In part 2 of the thesis, I deal with the issue of Yanomami warfare by describing
Yanomami people's understanding of warfare. In doing this, I endeavour to
develop a shift from the anthropologist's theories of war among the Yanomami
to the Yanomami's own theories about both peace and its failure. War and
conflict are addressed here from the point of view of the Yanomami aesthetics
of their own convivial relations and sociality, along with its multiple oral
expressions. I demonstrate that Yanomami people have their own (strong)
theories about what is conducive to peace and war and how these theories are
grounded in moral and political values attached to a particular Yanomami
aesthetics of egalitarianism. In doing this, I explore the way Lizot emphasises
the dialectic between Yanomami conceptions of peace and warfare.
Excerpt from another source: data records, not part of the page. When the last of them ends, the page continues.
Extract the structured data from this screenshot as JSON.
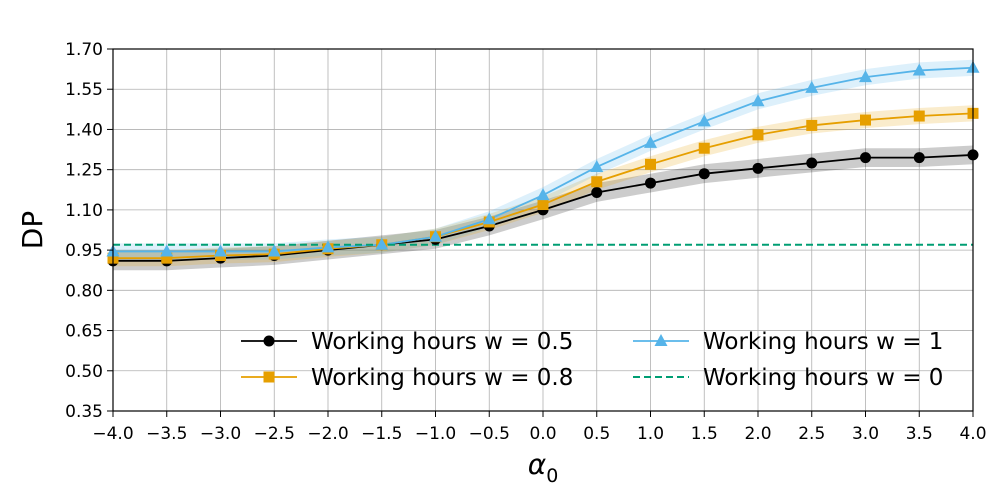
{
  "chart_data": {
    "type": "line",
    "xlabel": "α",
    "xlabel_sub": "0",
    "ylabel": "DP",
    "xlim": [
      -4.0,
      4.0
    ],
    "ylim": [
      0.35,
      1.7
    ],
    "x_ticks": [
      -4.0,
      -3.5,
      -3.0,
      -2.5,
      -2.0,
      -1.5,
      -1.0,
      -0.5,
      0.0,
      0.5,
      1.0,
      1.5,
      2.0,
      2.5,
      3.0,
      3.5,
      4.0
    ],
    "x_tick_labels": [
      "−4.0",
      "−3.5",
      "−3.0",
      "−2.5",
      "−2.0",
      "−1.5",
      "−1.0",
      "−0.5",
      "0.0",
      "0.5",
      "1.0",
      "1.5",
      "2.0",
      "2.5",
      "3.0",
      "3.5",
      "4.0"
    ],
    "y_ticks": [
      0.35,
      0.5,
      0.65,
      0.8,
      0.95,
      1.1,
      1.25,
      1.4,
      1.55,
      1.7
    ],
    "y_tick_labels": [
      "0.35",
      "0.50",
      "0.65",
      "0.80",
      "0.95",
      "1.10",
      "1.25",
      "1.40",
      "1.55",
      "1.70"
    ],
    "grid": true,
    "legend_position": "lower-right",
    "x": [
      -4.0,
      -3.5,
      -3.0,
      -2.5,
      -2.0,
      -1.5,
      -1.0,
      -0.5,
      0.0,
      0.5,
      1.0,
      1.5,
      2.0,
      2.5,
      3.0,
      3.5,
      4.0
    ],
    "series": [
      {
        "name": "Working hours w = 0.5",
        "color": "#000000",
        "marker": "circle",
        "values": [
          0.91,
          0.91,
          0.92,
          0.93,
          0.95,
          0.97,
          0.99,
          1.04,
          1.1,
          1.165,
          1.2,
          1.235,
          1.255,
          1.275,
          1.295,
          1.295,
          1.305
        ],
        "band": 0.035
      },
      {
        "name": "Working hours w = 0.8",
        "color": "#E69F00",
        "marker": "square",
        "values": [
          0.92,
          0.92,
          0.93,
          0.935,
          0.955,
          0.97,
          1.0,
          1.055,
          1.12,
          1.205,
          1.27,
          1.33,
          1.38,
          1.415,
          1.435,
          1.45,
          1.46
        ],
        "band": 0.03
      },
      {
        "name": "Working hours w = 1",
        "color": "#56B4E9",
        "marker": "triangle",
        "values": [
          0.945,
          0.945,
          0.945,
          0.945,
          0.96,
          0.97,
          1.0,
          1.065,
          1.155,
          1.26,
          1.35,
          1.43,
          1.505,
          1.555,
          1.595,
          1.62,
          1.63
        ],
        "band": 0.03
      },
      {
        "name": "Working hours w = 0",
        "color": "#009E73",
        "marker": "none",
        "dashed": true,
        "constant": 0.97
      }
    ]
  }
}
Furthermore, through an exploration of the linkage Lizot establishes between
Yanomami warfare and their morality, I wish to shed new light on the political
dimensions of their conflicts and the place of warfare in their culturally specific
aesthetics of egalitarian relationships.
Part 3 of the thesis (chapters 9, 10, 11) deals with the Yanomami elders'
speech, a mode of communication that has been almost neglected in other
previous works. After having discussed various topics (myth and the everyday,
Yanomami warfare) through which various aspects of Yanomami moral and
political philosophy can be grasped, in this last part of the thesis I show the
strong linkage between such philosophy and this type of speech. The elders'
speech is dealt with in various parts of the thesis and also in various ways. First,
and departing from the way a myth of origin explicitly makes references to it, I
illustrate, the way Yanomami people conceive of this type of speech. I do this by
describing, following Hymes' (1981,2003) insights, the way in which the myth
teller "describes" this speech in his narrative. Second, in Chapter 3, I make a
brief description of the speech and in Chapters 9, 10, and 11 I provide
fragments of the speech of an elder that I transcribed and analysed.